Faster way to perform point-wise interplation of numpy array?

I have a 3D datacube, with two spatial dimensions and the third being a multi-band spectrum at each point of the 2D image.
H[x, y, bands]
Given a wavelength (or band number), I would like to extract the 2D image corresponding to that wavelength. This would be simply an array slice like H[:,:,bnd]. Similarly, given a spatial location (i,j) the spectrum at that location is H[i,j].

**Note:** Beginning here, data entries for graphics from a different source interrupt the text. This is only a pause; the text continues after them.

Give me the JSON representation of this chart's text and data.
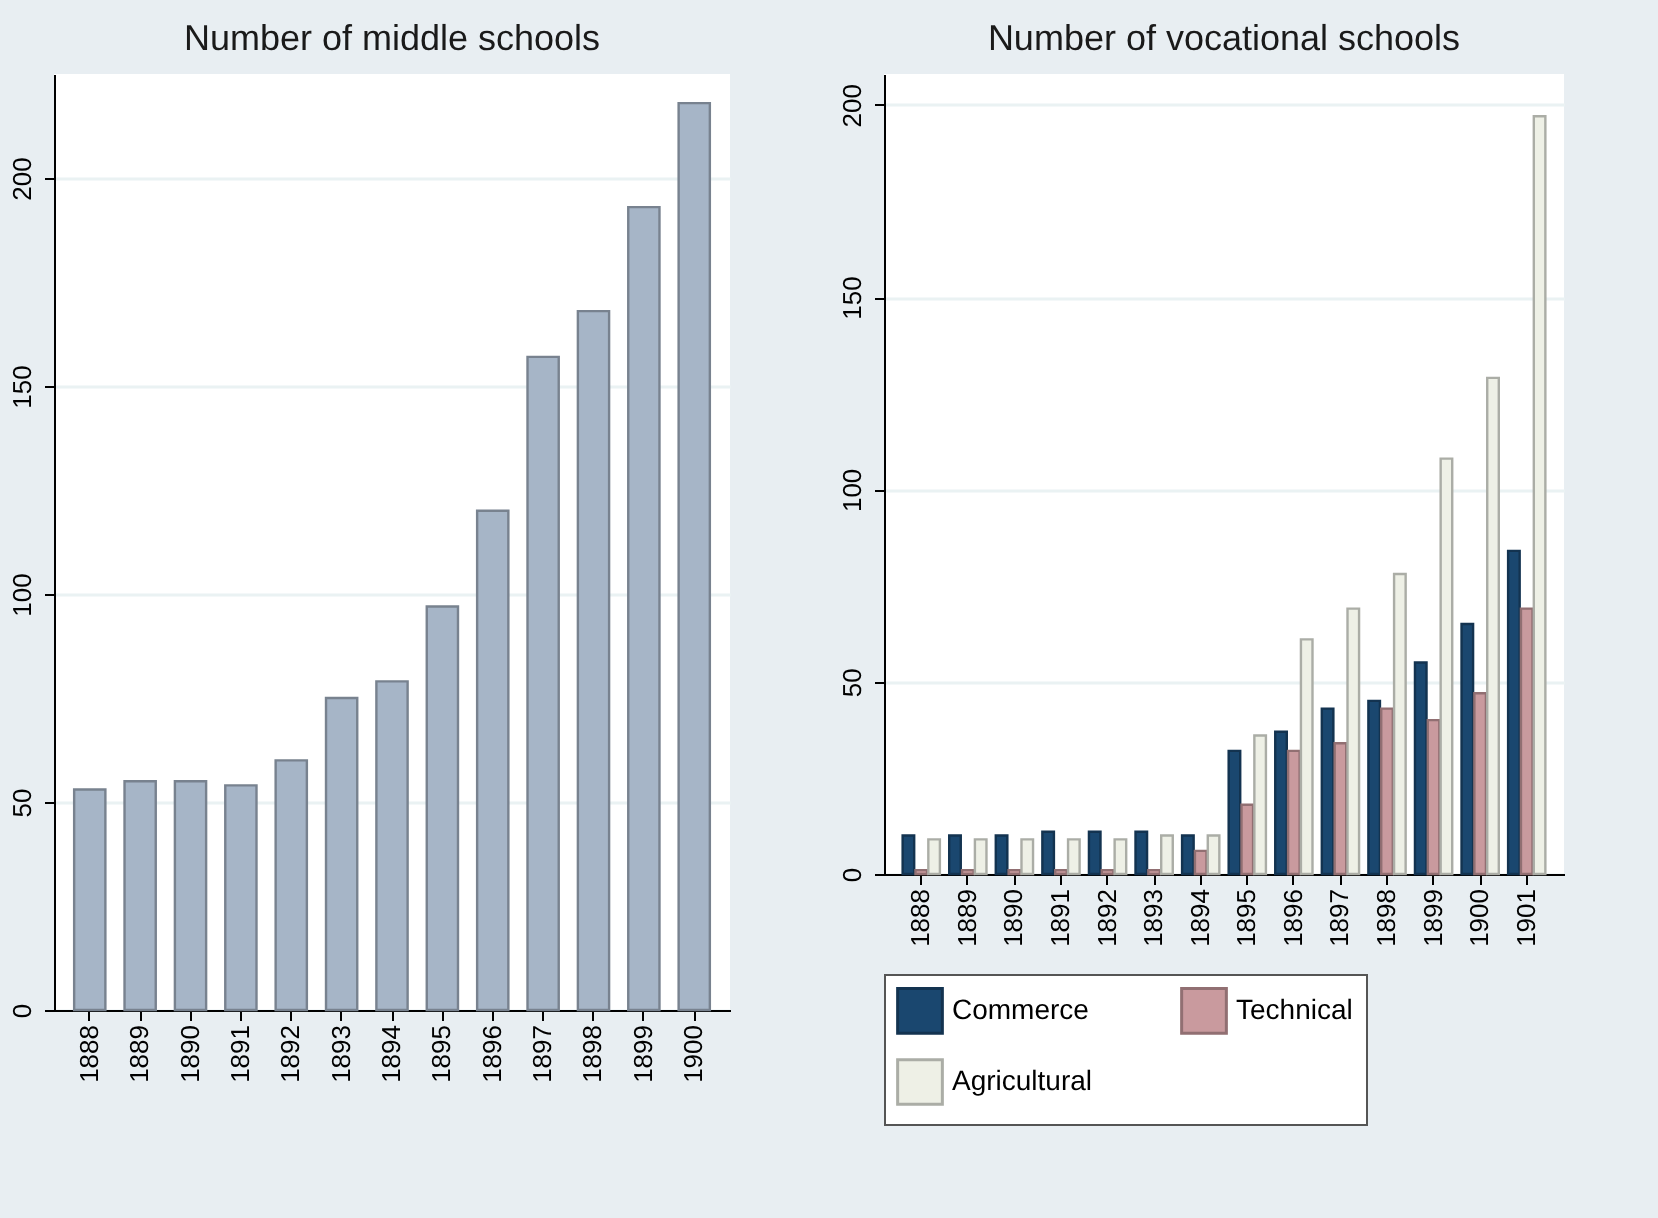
{
  "chart_data": [
    {
      "type": "bar",
      "title": "Number of middle schools",
      "categories": [
        "1888",
        "1889",
        "1890",
        "1891",
        "1892",
        "1893",
        "1894",
        "1895",
        "1896",
        "1897",
        "1898",
        "1899",
        "1900"
      ],
      "values": [
        53,
        55,
        55,
        54,
        60,
        75,
        79,
        97,
        120,
        157,
        168,
        193,
        218
      ],
      "color": "#a6b5c7",
      "ylim": [
        0,
        225
      ],
      "yticks": [
        0,
        50,
        100,
        150,
        200
      ],
      "grid": "y"
    },
    {
      "type": "bar",
      "title": "Number of vocational schools",
      "categories": [
        "1888",
        "1889",
        "1890",
        "1891",
        "1892",
        "1893",
        "1894",
        "1895",
        "1896",
        "1897",
        "1898",
        "1899",
        "1900",
        "1901"
      ],
      "series": [
        {
          "name": "Commerce",
          "color": "#1a476f",
          "values": [
            10,
            10,
            10,
            11,
            11,
            11,
            10,
            32,
            37,
            43,
            45,
            55,
            65,
            84
          ]
        },
        {
          "name": "Technical",
          "color": "#c99a9e",
          "values": [
            1,
            1,
            1,
            1,
            1,
            1,
            6,
            18,
            32,
            34,
            43,
            40,
            47,
            69
          ]
        },
        {
          "name": "Agricultural",
          "color": "#eef0e6",
          "values": [
            9,
            9,
            9,
            9,
            9,
            10,
            10,
            36,
            61,
            69,
            78,
            108,
            129,
            197
          ]
        }
      ],
      "ylim": [
        0,
        208
      ],
      "yticks": [
        0,
        50,
        100,
        150,
        200
      ],
      "grid": "y",
      "legend": "bottom"
    }
  ]
}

I would also like to 'smooth' the image spectrally, to counter low-light noise in the spectra. That is for band bnd, I choose a window of size wind and fit a n-degree polynomial to the spectrum in that window. With polyfit and polyval I can find the fitted spectral value at that point for band bnd.
Now, if I want the whole image of bnd from the fitted value, then I have to perform this windowed-fitting at each (i,j) of the image. I also want the 2nd-derivative image of bnd, that is, the value of the 2nd-derivative of the fitted spectrum at each point.

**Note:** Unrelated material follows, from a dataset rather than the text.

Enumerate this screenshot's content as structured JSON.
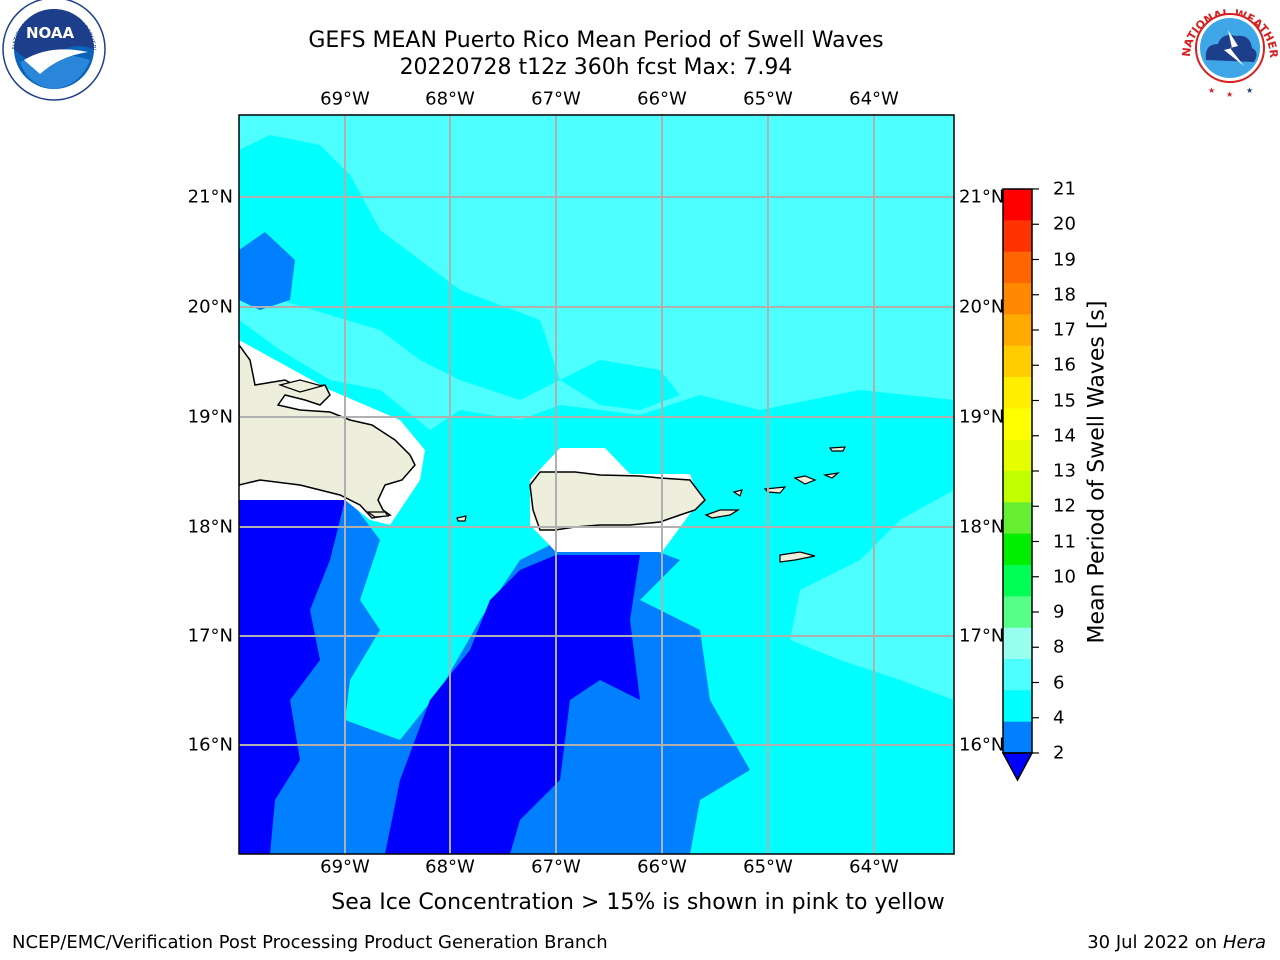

Running over the points, I could polyfit-polyval-polyder each of the x*y spectra. While this works, this is a point-wise operation. Is there some pytho-numponic way to do this faster?
If you do least-squares polynomial fitting to points (x+dx[i],y[i]) for a fixed set of dx and then evaluate the resulting polynomial at x, the result is a (fixed) linear combination of the y[i]. The same is true for the derivatives of the polynomial. So you just need a linear combination of the slices. Look up "Savitzky-Golay filters".

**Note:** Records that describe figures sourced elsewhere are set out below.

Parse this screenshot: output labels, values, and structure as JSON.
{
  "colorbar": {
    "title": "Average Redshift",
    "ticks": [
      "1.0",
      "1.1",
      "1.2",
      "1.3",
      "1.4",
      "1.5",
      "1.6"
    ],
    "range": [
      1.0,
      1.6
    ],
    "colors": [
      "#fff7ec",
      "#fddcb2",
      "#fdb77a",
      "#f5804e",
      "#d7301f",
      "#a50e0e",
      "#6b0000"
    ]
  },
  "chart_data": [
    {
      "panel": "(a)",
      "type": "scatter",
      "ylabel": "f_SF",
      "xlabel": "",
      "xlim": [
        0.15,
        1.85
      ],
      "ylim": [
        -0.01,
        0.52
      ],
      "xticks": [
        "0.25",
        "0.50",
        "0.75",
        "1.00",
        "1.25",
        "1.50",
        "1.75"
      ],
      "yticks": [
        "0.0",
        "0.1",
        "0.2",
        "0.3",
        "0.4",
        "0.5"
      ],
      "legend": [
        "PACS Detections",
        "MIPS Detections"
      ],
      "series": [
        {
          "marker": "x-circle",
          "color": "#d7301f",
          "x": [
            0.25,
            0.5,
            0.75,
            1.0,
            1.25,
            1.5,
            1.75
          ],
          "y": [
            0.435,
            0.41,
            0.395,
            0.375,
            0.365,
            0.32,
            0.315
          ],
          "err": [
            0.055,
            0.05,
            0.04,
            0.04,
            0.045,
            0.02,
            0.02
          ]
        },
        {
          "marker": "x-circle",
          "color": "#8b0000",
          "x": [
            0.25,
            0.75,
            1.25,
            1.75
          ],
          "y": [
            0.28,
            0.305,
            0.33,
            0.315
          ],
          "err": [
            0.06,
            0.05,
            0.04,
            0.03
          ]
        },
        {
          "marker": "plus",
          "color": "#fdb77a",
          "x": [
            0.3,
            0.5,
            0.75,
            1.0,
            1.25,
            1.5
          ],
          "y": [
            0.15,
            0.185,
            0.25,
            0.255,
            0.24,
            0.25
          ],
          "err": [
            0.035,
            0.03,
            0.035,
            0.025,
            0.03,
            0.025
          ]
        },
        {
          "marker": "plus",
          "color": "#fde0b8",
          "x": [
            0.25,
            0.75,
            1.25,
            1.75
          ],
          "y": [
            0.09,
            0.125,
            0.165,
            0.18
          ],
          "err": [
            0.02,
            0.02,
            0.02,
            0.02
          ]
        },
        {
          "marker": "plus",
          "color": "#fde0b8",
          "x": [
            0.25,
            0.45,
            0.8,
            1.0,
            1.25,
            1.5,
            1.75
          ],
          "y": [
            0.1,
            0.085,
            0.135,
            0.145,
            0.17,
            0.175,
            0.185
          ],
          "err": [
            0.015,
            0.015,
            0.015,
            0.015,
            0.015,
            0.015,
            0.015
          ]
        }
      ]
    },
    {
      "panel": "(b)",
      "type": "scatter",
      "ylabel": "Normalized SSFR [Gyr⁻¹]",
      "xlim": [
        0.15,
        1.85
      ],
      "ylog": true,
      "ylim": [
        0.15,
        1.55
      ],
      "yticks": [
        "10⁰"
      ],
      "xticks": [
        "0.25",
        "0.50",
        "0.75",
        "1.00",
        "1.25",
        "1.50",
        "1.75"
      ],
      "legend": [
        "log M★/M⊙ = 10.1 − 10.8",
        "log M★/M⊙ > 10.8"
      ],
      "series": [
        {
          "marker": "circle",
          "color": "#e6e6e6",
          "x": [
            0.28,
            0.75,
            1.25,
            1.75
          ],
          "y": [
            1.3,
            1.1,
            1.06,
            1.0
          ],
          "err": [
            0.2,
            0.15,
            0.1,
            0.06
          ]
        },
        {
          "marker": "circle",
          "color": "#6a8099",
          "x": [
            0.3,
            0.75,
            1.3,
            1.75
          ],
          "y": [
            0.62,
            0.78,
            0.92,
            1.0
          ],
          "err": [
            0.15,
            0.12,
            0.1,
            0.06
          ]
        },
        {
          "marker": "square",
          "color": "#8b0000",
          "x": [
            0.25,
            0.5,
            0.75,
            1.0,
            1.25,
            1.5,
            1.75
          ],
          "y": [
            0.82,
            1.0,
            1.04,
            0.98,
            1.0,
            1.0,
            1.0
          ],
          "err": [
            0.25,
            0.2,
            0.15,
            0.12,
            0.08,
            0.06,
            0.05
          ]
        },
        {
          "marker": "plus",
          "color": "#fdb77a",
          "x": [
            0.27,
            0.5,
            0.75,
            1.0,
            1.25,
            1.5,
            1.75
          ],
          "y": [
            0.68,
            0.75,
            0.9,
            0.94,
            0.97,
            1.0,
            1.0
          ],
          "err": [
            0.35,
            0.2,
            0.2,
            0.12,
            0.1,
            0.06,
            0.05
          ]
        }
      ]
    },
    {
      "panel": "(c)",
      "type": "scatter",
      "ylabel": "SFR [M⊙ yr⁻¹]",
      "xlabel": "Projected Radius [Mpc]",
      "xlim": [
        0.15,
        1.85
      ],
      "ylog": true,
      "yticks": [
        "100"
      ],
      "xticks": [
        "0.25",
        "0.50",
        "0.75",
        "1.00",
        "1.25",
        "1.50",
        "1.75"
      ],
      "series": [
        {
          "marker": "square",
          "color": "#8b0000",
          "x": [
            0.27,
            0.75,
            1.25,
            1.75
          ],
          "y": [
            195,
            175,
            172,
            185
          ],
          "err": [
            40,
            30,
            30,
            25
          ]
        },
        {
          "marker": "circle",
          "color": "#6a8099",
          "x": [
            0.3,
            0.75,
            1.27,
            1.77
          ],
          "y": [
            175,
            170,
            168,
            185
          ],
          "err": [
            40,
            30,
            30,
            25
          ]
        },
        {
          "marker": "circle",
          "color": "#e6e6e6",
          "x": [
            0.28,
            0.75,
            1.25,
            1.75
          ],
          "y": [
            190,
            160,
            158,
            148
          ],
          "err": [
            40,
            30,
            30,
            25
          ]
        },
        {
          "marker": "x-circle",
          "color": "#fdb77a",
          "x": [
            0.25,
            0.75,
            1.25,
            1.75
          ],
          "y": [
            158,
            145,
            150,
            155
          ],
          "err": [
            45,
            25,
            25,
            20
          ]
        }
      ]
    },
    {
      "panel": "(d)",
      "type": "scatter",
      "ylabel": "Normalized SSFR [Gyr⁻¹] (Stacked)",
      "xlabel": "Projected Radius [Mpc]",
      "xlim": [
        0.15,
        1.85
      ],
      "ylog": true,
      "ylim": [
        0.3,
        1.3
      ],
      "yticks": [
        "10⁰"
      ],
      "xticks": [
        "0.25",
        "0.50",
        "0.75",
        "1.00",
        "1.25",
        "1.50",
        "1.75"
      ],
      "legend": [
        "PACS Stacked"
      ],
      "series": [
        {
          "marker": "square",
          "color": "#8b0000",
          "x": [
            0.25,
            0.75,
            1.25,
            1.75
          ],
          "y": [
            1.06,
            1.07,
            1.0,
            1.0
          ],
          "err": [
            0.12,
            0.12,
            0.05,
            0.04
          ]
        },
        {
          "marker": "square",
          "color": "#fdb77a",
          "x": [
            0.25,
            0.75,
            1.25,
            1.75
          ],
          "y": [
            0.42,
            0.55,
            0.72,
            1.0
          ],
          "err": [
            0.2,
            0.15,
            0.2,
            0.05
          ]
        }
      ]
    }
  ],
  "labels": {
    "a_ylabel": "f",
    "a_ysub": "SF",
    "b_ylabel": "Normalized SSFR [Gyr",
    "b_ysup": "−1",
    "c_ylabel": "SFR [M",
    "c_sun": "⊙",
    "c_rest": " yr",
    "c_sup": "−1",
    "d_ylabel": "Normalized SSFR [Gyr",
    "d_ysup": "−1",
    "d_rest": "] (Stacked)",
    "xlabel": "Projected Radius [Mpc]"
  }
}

EDITED to add a brief example of how S-G filters work. I haven't checked any of the details and you should therefore not rely on it to be correct.
So, suppose you take a filter of width 5 and degree 2. That is, for each band (ignoring, for the moment, ones at the start and end) we'll take that one and the two on either side, fit a quadratic curve, and look at its value in the middle.
So, if f(x) ~= ax^2+bx+c and f(-2),f(-1),f(0),f(1),f(2) = p,q,r,s,t then we want 4a-2b+c ~= p, a-b+c ~= q, etc. Least-squares fitting means minimizing (4a-2b+c-p)^2 + (a-b+c-q)^2 + (c-r)^2 + (a+b+c-s)^2 + (4a+2b+c-t)^2, which means (taking partial derivatives w.r.t. a,b,c):
4(4a-2b+c-p)+(a-b+c-q)+(a+b+c-s)+4(4a+2b+c-t)=0
-2(4a-2b+c-p)-(a-b+c-q)+(a+b+c-s)+2(4a+2b+c-t)=0
(4a-2b+c-p)+(a-b+c-q)+(c-r)+(a+b+c-s)+(4a+2b+c-t)=0
or, simplifying,
22a+10c = 4p+q+s+4t
10b = -2p-q+s+2t
10a+5c = p+q+r+s+t
so a,b,c = p-q/2-r-s/2+t, (2(t-p)+(s-q))/10, (p+q+r+s+t)/5-(2p-q-2r-s+2t).
And of course c is the value of the fitted polynomial at 0, and therefore is the smoothed value we want. So for each spatial position, we have a vector of input spectral data, from which we compute the smoothed spectral data by multiplying by a matrix whose rows (apart from the first and last couple) look like [0 ... 0 -9/5 4/5 11/5 4/5 -9/5 0 ... 0], with the central 11/5 on the main diagonal of the matrix.
So you could do a matrix multiplication for each spatial position; but since it's the same matrix everywhere you can do it with a single call to tensordot. So if S contains the matrix I just described (er, wait, no, the transpose of the matrix I just described) and A is your 3-dimensional data cube, your spectrally-smoothed data cube would be numpy.tensordot(A,S).
This would be a good point at which to repeat my warning: I haven't checked any of the details in the few paragraphs above, which are just meant to give an indication of how it all works and why you can do the whole thing in a single linear-algebra operation.